Add a Configuration class that extends DefaultQuartzBasedAsyncRetryableConfigAdapter,

@Configuration
public class RetryAsyncQuartzInMemoryConfiguration extends DefaultQuartzBasedAsyncRetryableConfigAdapter {

    @Bean
    public FixedWindowRetryableSchedulingPolicy fixedWindowRetryableSchedulingPolicy() {
        return new FixedWindowRetryableSchedulingPolicy(10000,3,20000);
    }

    @Bean("schedulerFactoryBean")
    public SchedulerFactoryBean schedulerFactoryBean(@Autowired QuartzSchedulerJobFactory quartzSchedulerJobFactory,
                                                     @Autowired QuartzProperties quartzProperties) {
        SchedulerFactoryBean factory = new SchedulerFactoryBean();
        Properties properties = new Properties();
        properties.putAll(quartzProperties.getProperties());
        factory.setQuartzProperties(properties);
        factory.setJobFactory(quartzSchedulerJobFactory);
        return factory;
    }

}

Finally, add the following lines to the application.yml file:

spring:
  quartz:
    auto-startup: true
    job-store-type: memory

Quartz-Based Implementation (JDBC)

This configuration uses a database to store retry tasks. It is persistent and supports load-balancing and failover, so retries will not be lost when the server is restarted.

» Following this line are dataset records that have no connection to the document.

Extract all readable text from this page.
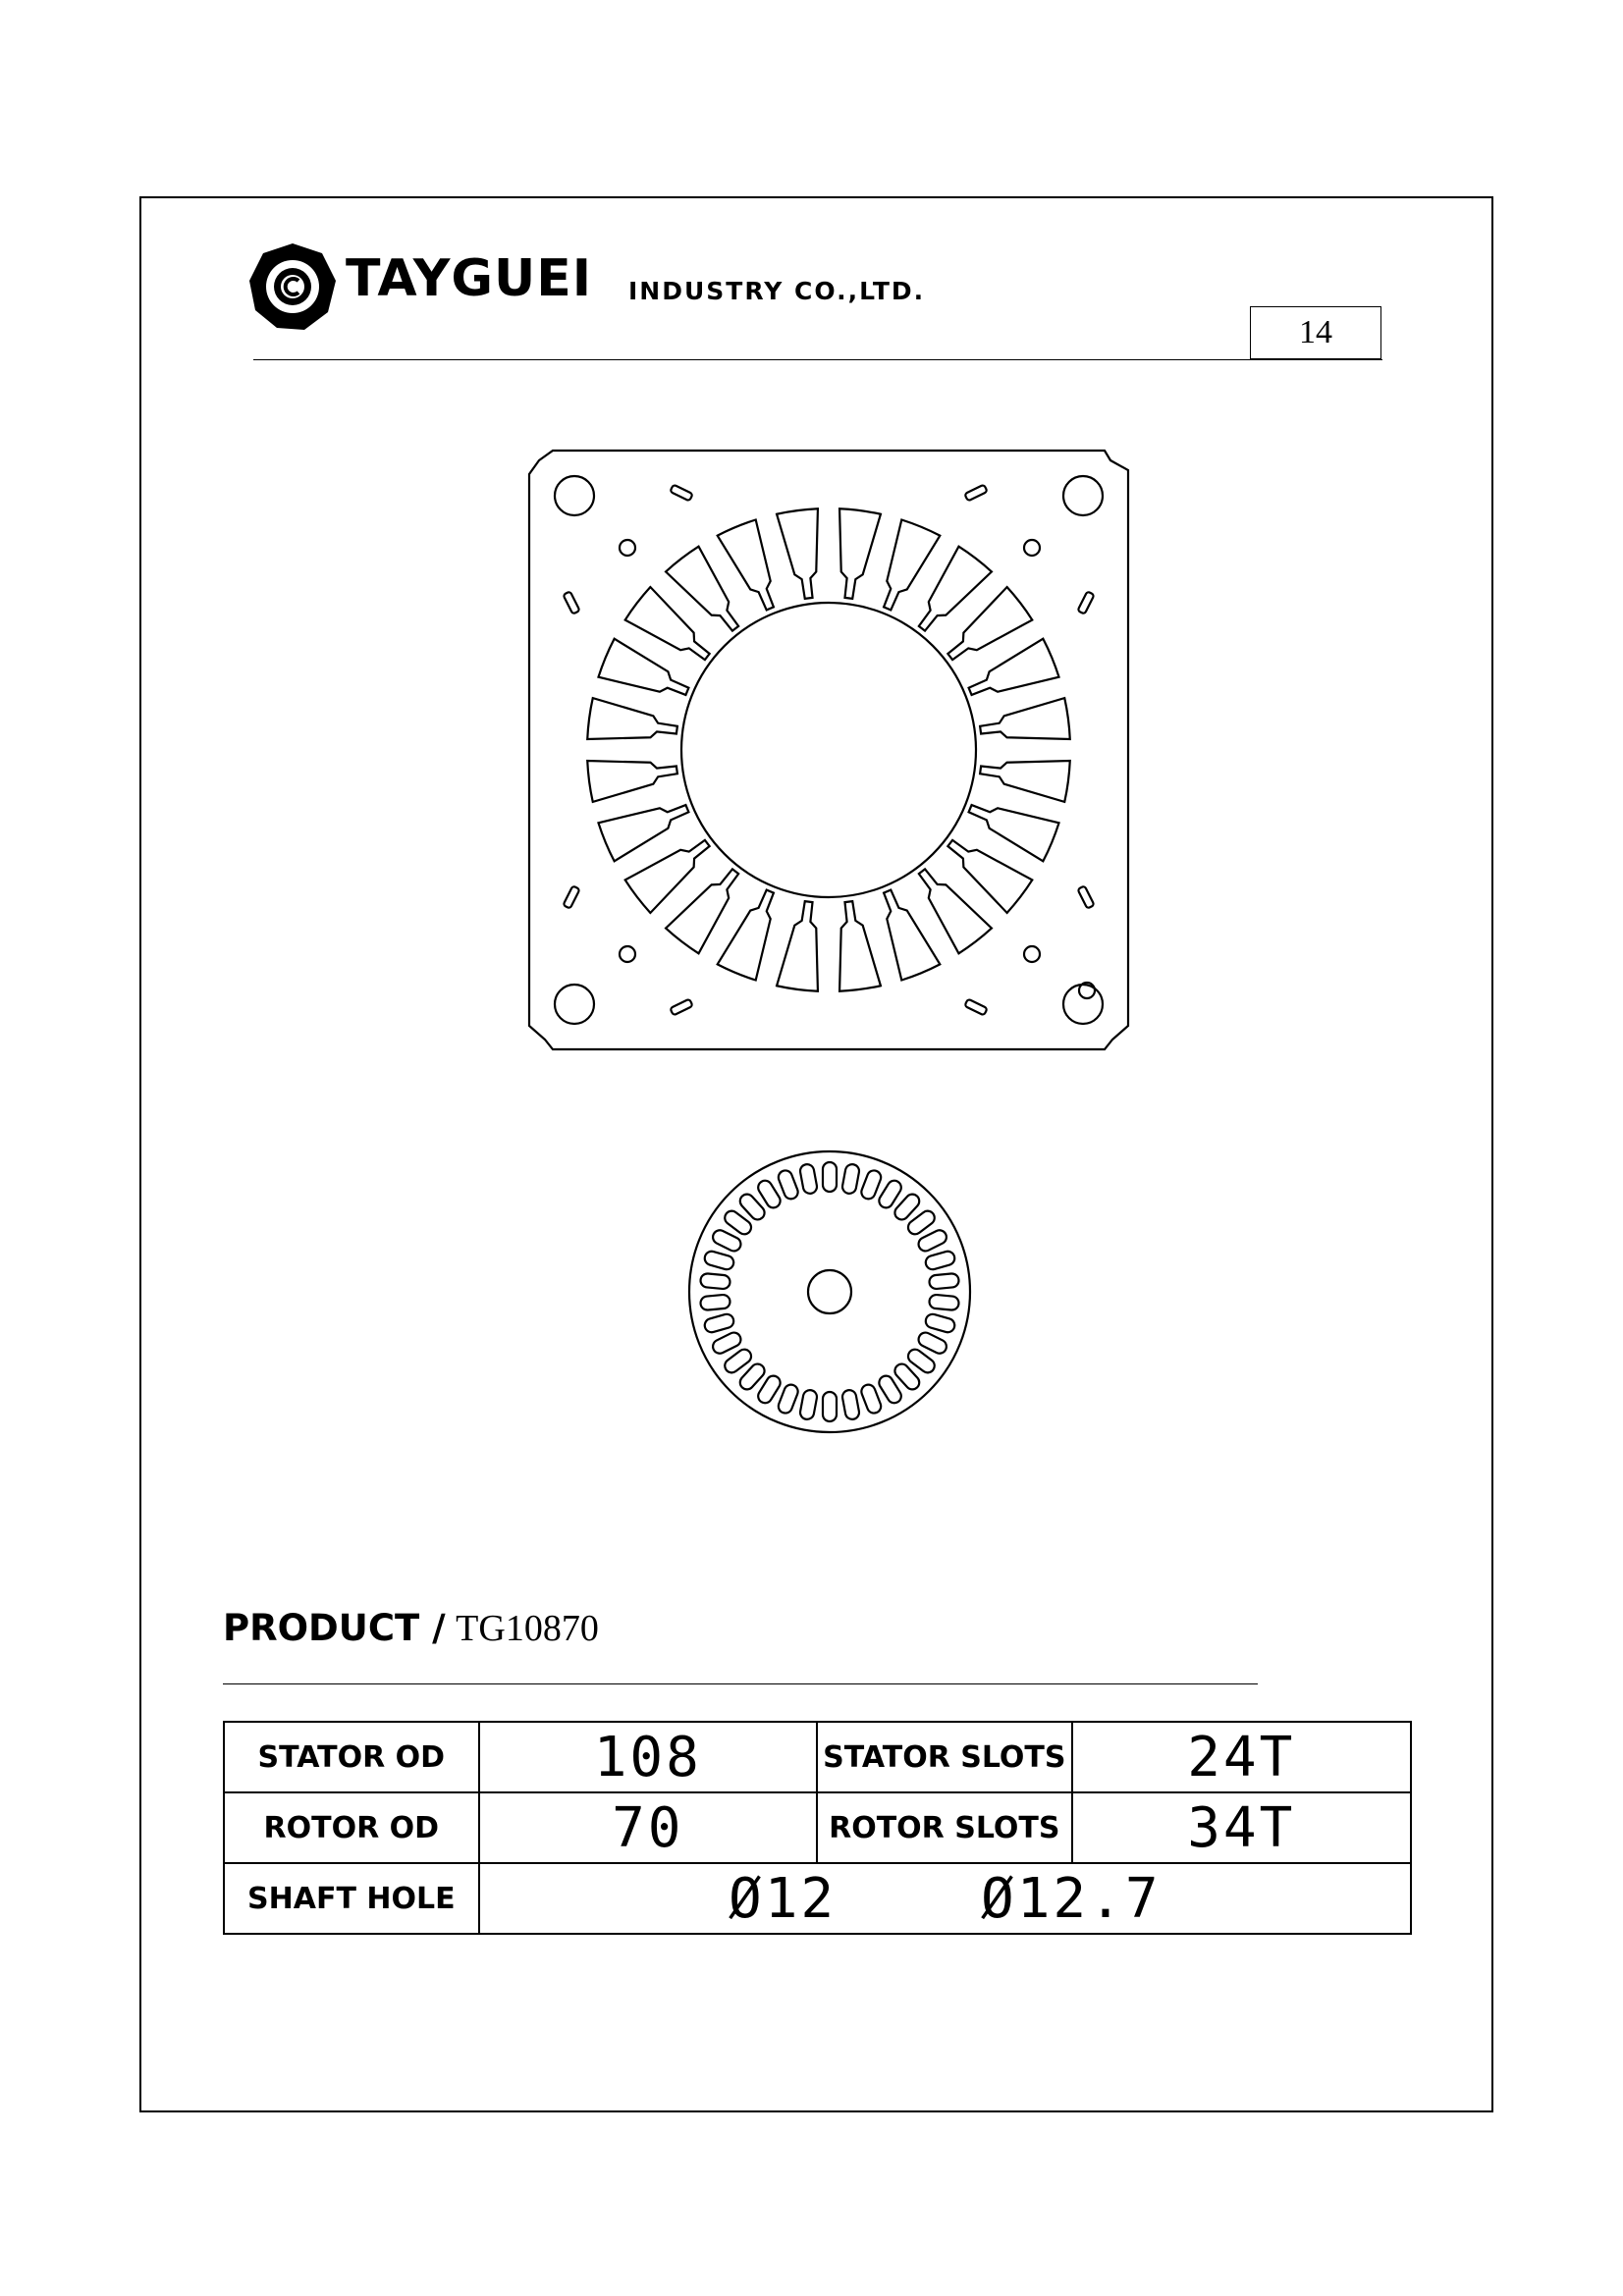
TAYGUEI INDUSTRY CO.,LTD.
14
PRODUCT / TG10870
STATOR OD	108	STATOR SLOTS	24T
ROTOR OD	70	ROTOR SLOTS	34T
SHAFT HOLE	Ø12    Ø12.7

To use this implementation, add the following dependencies:

<dependency>
	<groupId>org.springframework</groupId>
	<artifactId>spring-tx</artifactId>
</dependency>
<dependency>
	<groupId>org.springframework.boot</groupId>
	<artifactId>spring-boot-starter-quartz</artifactId>
</dependency>
<dependency>
	<groupId>org.quartz-scheduler</groupId>
	<artifactId>quartz</artifactId>
</dependency>
<dependency>
	<artifactId>async-retry-quartz-scheduler</artifactId>
	<groupId>org.digibooster.retryable</groupId>
	<version>1.0.2</version>
</dependency>

Add a Configuration class that extends QuartzDBBasedAsyncRetryableConfigAdapter as follows:

@Configuration
public class ConfigurationClass extends QuartzDBBasedAsyncRetryableConfigAdapter {

    @Autowired
    PlatformTransactionManager transactionManager;

    @Override
    public PlatformTransactionManager getTransactionManager() {
        return transactionManager;
    }

    @Bean
    public FixedWindowRetryableSchedulingPolicy fixedWindowRetryableSchedulingPolicy() {
        return new FixedWindowRetryableSchedulingPolicy(10000,3,20000);
    }

    @Bean("schedulerFactoryBean")
    public SchedulerFactoryBean schedulerFactoryBean(@Autowired QuartzSchedulerJobFactory quartzSchedulerJobFactory,
                                                     @Autowired QuartzProperties quartzProperties,
                                                     @Autowired DataSource dataSource) {
        SchedulerFactoryBean factory = new SchedulerFactoryBean();
        Properties properties = new Properties();
        properties.putAll(quartzProperties.getProperties());
        factory.setQuartzProperties(properties);
        factory.setJobFactory(quartzSchedulerJobFactory);
        factory.setDataSource(dataSource);
        return factory;
    }

}

Finally, add the following configuration to the application.yml file:

spring:
  quartz:
    auto-startup: true
    job-store-type: jdbc
    properties:
      org.quartz.jobStore.isClustered: true
      org.quartz.scheduler.instanceName: RetryInstance # optional
      org.quartz.scheduler.instanceId: AUTO # optional
    jdbc:
      initialize-schema: always # optional

Comment: When using Quartz with a database, a delay will be caused by the Quartz implementation. To reduce the delay, you can change the property value org.quartz.jobStore.clusterCheckinInterval, The framework source code is published on GitHub.